Suzan DelBeneSuzan DelBene (MBA 1990) has been a Microsoft vice president, CEO of a software startup, microfinance consultant, and director of a state agency. Now she is representing Washington state’s First Congressional District in Washington D.C.

DelBene ran for Congress to improve the economy and put the middle class first. According to The Seattle Times, DelBene said, “For me this campaign always has been about standing up for working families and the middle class.” She won the district with 54% of the votes and was sworn into office on November 13, 2012. She is finishing the final weeks of former Congressman Jay Inslee’s term and will start her 2-year term in January.
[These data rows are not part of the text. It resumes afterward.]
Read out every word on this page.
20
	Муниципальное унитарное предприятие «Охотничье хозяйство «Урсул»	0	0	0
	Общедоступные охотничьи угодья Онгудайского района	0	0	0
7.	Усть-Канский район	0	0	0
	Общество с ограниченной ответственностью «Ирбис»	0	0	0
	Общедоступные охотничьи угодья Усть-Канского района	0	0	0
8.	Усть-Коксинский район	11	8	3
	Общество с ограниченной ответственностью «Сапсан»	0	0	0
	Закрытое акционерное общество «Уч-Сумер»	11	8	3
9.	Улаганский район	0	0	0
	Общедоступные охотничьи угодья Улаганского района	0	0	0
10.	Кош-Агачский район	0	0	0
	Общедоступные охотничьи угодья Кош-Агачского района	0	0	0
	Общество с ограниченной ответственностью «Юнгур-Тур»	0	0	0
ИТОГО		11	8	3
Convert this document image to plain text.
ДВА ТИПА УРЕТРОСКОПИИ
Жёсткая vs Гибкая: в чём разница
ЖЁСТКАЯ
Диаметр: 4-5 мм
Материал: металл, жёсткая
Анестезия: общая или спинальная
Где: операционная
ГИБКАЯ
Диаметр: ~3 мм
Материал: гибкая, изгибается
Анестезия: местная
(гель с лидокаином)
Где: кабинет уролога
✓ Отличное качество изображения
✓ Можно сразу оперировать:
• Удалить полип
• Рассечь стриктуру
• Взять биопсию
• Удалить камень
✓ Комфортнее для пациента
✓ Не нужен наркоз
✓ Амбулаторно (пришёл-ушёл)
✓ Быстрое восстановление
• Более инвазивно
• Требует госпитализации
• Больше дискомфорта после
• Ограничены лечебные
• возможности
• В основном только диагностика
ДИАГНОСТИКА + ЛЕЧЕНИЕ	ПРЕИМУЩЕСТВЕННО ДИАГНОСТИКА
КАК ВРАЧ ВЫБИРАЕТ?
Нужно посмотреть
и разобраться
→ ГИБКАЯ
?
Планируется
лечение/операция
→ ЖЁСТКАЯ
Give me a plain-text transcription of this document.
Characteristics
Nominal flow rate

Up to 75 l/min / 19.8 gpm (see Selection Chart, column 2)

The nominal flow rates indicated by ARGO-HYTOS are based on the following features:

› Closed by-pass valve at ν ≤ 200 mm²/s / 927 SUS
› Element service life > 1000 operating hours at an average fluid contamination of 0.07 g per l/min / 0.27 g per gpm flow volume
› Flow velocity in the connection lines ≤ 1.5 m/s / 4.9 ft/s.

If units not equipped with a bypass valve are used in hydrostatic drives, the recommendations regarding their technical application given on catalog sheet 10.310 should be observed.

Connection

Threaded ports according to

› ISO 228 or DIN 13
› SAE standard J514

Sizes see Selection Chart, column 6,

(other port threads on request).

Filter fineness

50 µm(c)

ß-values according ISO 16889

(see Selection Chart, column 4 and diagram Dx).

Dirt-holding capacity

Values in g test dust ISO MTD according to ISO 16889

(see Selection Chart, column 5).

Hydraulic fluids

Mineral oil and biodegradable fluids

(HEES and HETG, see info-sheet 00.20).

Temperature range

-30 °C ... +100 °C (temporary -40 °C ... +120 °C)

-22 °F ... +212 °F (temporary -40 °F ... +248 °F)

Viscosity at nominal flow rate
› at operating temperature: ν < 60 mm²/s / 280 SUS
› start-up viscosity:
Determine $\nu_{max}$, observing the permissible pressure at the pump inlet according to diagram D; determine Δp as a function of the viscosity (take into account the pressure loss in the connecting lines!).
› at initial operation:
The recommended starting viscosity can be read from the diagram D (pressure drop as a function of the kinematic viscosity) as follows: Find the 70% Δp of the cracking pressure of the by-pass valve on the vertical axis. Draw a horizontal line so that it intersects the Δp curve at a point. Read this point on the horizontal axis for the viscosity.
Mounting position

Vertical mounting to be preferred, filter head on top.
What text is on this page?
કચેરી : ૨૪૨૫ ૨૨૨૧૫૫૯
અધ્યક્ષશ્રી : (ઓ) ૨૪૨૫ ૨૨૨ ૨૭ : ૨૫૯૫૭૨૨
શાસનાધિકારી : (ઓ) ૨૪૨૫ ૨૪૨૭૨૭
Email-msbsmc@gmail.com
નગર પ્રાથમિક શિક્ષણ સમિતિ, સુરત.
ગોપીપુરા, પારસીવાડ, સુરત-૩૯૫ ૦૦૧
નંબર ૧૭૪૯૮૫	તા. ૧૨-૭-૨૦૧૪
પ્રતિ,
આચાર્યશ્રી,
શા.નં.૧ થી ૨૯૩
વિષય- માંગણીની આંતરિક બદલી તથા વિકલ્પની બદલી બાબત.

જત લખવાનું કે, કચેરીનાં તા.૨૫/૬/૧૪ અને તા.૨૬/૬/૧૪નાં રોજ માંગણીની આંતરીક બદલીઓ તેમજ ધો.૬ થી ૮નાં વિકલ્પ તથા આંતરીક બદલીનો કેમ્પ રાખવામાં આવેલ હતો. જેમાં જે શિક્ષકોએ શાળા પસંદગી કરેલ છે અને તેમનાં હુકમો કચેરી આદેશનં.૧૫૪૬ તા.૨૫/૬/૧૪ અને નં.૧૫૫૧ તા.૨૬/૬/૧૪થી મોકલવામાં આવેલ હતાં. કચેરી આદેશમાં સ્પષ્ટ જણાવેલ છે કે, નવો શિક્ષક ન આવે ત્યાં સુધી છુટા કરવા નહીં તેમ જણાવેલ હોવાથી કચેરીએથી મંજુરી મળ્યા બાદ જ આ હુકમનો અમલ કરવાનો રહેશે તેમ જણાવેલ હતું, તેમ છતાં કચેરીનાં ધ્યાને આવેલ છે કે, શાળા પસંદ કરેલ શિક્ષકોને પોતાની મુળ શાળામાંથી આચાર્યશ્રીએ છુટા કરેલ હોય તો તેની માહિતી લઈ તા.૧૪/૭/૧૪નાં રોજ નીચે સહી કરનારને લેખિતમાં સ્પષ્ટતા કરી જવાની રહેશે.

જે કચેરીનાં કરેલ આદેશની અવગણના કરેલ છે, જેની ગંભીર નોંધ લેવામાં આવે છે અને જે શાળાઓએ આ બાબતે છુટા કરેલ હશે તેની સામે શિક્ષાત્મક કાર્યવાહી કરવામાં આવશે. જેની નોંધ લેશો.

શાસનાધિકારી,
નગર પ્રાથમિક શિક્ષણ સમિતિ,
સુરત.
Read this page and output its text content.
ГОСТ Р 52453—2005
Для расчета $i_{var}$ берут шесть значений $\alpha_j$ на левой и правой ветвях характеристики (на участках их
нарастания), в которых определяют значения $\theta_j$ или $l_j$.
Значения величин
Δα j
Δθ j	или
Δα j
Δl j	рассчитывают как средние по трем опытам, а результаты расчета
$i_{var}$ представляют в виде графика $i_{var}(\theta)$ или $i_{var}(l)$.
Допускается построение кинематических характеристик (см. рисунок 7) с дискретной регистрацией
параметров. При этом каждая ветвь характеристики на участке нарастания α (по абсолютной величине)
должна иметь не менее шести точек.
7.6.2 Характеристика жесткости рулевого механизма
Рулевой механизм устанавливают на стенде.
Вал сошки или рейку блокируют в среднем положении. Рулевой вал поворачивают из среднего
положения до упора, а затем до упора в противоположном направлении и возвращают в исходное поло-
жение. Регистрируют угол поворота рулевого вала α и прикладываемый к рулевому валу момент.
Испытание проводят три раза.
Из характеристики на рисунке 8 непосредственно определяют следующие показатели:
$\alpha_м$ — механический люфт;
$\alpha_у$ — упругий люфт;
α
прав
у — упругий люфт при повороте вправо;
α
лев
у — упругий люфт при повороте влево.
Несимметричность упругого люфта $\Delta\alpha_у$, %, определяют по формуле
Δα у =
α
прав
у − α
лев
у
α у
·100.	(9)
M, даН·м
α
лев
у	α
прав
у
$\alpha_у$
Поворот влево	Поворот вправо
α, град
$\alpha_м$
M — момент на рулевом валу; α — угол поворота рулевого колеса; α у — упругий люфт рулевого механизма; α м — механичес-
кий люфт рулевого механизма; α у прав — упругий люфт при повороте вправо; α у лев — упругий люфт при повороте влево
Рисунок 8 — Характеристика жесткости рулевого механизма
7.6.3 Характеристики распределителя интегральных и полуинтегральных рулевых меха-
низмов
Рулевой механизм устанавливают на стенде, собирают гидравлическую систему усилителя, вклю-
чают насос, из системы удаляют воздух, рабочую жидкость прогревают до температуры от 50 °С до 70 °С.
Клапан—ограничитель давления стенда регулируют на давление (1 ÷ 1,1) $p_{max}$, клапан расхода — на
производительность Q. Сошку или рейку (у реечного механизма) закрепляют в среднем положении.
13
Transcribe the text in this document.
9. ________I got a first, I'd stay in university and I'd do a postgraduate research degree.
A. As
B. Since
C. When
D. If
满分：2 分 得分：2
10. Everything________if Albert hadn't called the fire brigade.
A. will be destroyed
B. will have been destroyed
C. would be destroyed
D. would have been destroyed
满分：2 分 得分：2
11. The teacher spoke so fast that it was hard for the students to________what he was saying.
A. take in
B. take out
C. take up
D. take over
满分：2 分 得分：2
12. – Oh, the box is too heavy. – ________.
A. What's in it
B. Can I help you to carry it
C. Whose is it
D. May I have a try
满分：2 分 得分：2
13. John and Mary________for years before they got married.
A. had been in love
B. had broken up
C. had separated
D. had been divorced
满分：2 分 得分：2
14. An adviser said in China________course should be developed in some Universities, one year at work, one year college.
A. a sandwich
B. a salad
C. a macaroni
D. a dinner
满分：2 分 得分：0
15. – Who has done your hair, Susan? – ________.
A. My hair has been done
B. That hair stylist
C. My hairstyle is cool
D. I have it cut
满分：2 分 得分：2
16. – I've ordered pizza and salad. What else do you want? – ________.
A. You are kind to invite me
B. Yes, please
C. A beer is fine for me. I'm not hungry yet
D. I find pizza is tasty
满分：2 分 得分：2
Prior to being elected to the U.S. House of Representatives, she was looking for ways to help businesses as director of the Washington State Department of Revenue. Governor Chris Gregoire appointed DelBene to head the state’s tax collection agency after her first foray into politics as a 2010 candidate for Washington’s Eighth Congressional District. That highly credible effort earned her the endorsement of the Seattle Times, which cited her “tremendous promise” and “sharp business and entrepreneurial skills.”

DelBene freely admits she knew little about tax administration before agreeing to run the agency that collects more than 90 percent of state taxes. But observers say she has been a quick study on the complex intricacies of tax policy.

After DelBene joined the agency, the governor directed her to examine ways it could improve the business climate by streamlining the tax system. DelBene consulted businesses and other stakeholders across the state to determine what the state could do to reduce the burden of complying with multiple state and local tax obligations. The resulting report issued in June 2011 recommended that the state consider assuming administration of local business and occupation taxes, much as it now collects local sales taxes. Gregoire subsequently directed the Department to work with business and local governments to develop a proposal. Such an overhaul of the tax system would require legislative approval.

In the end, cities such as Tacoma and Seattle were resistant to centralizing the collection of B&O taxes at the state level, and as a result the bill was not approved. While DelBene was not able to centralize B&O tax collection, she was able to move business licensing to the Department of Revenue from the Department of Licensing, which helps streamline the process of starting a business.

The Eastside resident started her career in immunology research after graduating from Reed College in Portland. She first became interested in the business side of technology while working at ZymoGenetics in Seattle. That led her to enter the Foster School in 1988. She interned at Microsoft while in school and joined the company after graduation, marketing Windows 95 and other products. She then left Microsoft to help launch drugstore.com in 1998, and in 2000 became CEO of Nimble Technology, a data integration software firm. Along the way, she’s also mentored students at the Foster School.

DelBene returned to Microsoft in 2004 as a corporate vice president for the mobile communications business, and in 2008 became a consultant at Global Partnerships, a microfinance nonprofit.

Now that she is on the government side of things at the national level, DelBene’s business background will come in handy again as she works to solve the economic issues currently facing the United States.